The message I receive is: mm_receive_fd: expected type 1 got nnnnnnnn I added a little more debuging to be shure, and I'm 100% shure that the program failes in line 117 in the monitor_fdpass.c file.
Use the attached patch (against the openssh-SNAP-20020702 snapshot). An explanation is in the openssh-unix-dev archives: http://www.mindrot.org/pipermail/openssh-unix-dev/2002-June/013903.html
Created attachment 127 [details] Patch to enable mm_receive_fd() to work under Linux kernel-2.0.x
This isn't a security risk from what I can see. It's a risk of reading a bogus file descriptor (or the wrong file descriptor). If somebody can muck with your file descriptors enough to make this a security bug, then they're root already. :-) The fix for this, ideally, should be to detect the bogus value, report a warning in the system log, and continue.

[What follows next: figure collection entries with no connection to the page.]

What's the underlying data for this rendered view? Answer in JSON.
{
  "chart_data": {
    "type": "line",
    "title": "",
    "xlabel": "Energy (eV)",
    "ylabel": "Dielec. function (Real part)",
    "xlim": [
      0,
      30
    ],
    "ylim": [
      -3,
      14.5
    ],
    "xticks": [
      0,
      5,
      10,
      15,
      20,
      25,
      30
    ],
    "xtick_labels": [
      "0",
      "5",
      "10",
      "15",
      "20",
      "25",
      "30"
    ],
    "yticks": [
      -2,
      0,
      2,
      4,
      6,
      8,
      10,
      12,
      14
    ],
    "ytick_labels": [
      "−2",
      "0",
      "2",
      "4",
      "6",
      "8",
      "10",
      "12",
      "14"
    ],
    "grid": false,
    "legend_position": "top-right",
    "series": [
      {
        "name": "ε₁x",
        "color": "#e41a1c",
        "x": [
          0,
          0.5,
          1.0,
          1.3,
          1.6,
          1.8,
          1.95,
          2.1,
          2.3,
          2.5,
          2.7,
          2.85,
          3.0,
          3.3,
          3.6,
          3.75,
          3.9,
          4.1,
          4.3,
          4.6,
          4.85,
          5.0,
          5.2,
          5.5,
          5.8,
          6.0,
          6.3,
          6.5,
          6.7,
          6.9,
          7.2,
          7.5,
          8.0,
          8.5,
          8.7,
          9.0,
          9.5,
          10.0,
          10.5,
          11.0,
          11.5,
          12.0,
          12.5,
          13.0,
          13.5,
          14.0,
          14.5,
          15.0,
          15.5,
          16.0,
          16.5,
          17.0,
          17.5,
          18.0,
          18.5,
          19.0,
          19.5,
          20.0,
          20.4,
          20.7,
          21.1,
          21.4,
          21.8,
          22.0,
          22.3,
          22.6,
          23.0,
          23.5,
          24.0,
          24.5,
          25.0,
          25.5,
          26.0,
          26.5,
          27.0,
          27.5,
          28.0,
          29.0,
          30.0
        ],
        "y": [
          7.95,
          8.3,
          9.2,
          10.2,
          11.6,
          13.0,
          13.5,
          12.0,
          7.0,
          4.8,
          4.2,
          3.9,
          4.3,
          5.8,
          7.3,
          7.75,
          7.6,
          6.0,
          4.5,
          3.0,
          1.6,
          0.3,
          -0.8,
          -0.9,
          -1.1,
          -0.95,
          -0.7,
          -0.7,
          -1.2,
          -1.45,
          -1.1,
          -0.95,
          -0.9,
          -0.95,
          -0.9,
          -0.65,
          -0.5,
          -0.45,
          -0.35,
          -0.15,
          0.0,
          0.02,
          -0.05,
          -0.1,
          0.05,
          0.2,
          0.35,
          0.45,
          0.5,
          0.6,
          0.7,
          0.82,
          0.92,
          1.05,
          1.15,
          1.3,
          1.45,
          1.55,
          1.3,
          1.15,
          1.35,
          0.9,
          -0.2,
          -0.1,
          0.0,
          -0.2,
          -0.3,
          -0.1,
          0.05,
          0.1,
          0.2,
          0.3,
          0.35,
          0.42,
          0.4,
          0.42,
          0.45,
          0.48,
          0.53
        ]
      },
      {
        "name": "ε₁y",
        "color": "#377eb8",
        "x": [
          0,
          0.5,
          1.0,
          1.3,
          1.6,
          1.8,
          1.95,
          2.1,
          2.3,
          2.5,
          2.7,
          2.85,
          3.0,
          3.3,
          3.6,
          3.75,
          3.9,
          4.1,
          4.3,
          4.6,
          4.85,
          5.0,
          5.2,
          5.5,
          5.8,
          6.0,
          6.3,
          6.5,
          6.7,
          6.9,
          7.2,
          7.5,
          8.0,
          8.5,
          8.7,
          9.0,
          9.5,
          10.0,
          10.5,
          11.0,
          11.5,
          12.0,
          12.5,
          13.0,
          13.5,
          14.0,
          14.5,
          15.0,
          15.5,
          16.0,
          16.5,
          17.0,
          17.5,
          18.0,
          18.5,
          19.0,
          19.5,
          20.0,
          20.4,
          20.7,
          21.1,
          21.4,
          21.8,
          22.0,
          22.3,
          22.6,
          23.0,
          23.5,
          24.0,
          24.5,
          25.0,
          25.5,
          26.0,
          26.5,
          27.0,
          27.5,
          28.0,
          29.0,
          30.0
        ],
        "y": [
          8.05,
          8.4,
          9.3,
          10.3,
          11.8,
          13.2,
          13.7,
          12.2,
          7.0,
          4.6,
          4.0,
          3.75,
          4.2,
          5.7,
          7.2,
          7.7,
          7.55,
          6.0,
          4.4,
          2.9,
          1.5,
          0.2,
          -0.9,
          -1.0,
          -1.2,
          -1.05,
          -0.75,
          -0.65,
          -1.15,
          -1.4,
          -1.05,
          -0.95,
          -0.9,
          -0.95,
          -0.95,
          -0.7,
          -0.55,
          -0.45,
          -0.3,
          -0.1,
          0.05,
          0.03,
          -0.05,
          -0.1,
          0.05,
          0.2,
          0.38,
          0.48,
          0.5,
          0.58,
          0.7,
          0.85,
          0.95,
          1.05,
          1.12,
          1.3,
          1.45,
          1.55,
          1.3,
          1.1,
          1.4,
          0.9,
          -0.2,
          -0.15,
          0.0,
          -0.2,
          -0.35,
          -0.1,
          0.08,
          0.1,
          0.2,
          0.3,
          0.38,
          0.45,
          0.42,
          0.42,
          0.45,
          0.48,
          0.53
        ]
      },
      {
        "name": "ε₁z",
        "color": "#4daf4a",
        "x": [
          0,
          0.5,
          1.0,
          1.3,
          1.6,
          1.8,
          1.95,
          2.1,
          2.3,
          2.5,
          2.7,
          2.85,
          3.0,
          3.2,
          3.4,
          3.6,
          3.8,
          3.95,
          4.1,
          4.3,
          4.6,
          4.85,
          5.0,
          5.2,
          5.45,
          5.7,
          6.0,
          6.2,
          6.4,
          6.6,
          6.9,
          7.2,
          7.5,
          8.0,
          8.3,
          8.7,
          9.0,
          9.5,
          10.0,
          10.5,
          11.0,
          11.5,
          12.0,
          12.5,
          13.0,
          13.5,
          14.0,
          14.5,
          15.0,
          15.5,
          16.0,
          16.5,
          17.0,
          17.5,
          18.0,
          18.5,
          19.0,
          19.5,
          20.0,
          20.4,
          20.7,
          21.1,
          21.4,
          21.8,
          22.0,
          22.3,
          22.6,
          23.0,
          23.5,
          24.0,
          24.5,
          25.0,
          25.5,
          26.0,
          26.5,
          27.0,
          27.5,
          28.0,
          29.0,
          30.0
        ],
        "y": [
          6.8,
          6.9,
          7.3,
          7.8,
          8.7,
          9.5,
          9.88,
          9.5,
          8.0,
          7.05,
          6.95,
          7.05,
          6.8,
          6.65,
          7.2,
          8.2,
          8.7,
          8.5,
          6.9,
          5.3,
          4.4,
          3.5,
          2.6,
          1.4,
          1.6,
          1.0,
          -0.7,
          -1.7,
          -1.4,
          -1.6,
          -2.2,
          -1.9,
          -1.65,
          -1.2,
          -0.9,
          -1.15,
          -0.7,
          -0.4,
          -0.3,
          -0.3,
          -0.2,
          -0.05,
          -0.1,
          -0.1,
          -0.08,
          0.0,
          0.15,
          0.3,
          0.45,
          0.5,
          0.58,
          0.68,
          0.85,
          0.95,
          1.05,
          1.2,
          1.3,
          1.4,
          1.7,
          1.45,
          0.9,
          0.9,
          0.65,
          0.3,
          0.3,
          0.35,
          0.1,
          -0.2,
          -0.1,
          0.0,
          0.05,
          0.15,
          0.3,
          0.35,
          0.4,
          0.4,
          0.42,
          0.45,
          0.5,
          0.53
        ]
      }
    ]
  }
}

If you get a valid file descriptor, then clearly the message is really of the type expected, or else it's garbage. Either way, the worst it can do is maybe provide a really obscure local DOS attack.... As long as there are appropriate warnings in the system log about this being a kernel bug, it seems reasonable to work around it in this way. Please consider adding such a workaround to the official tree.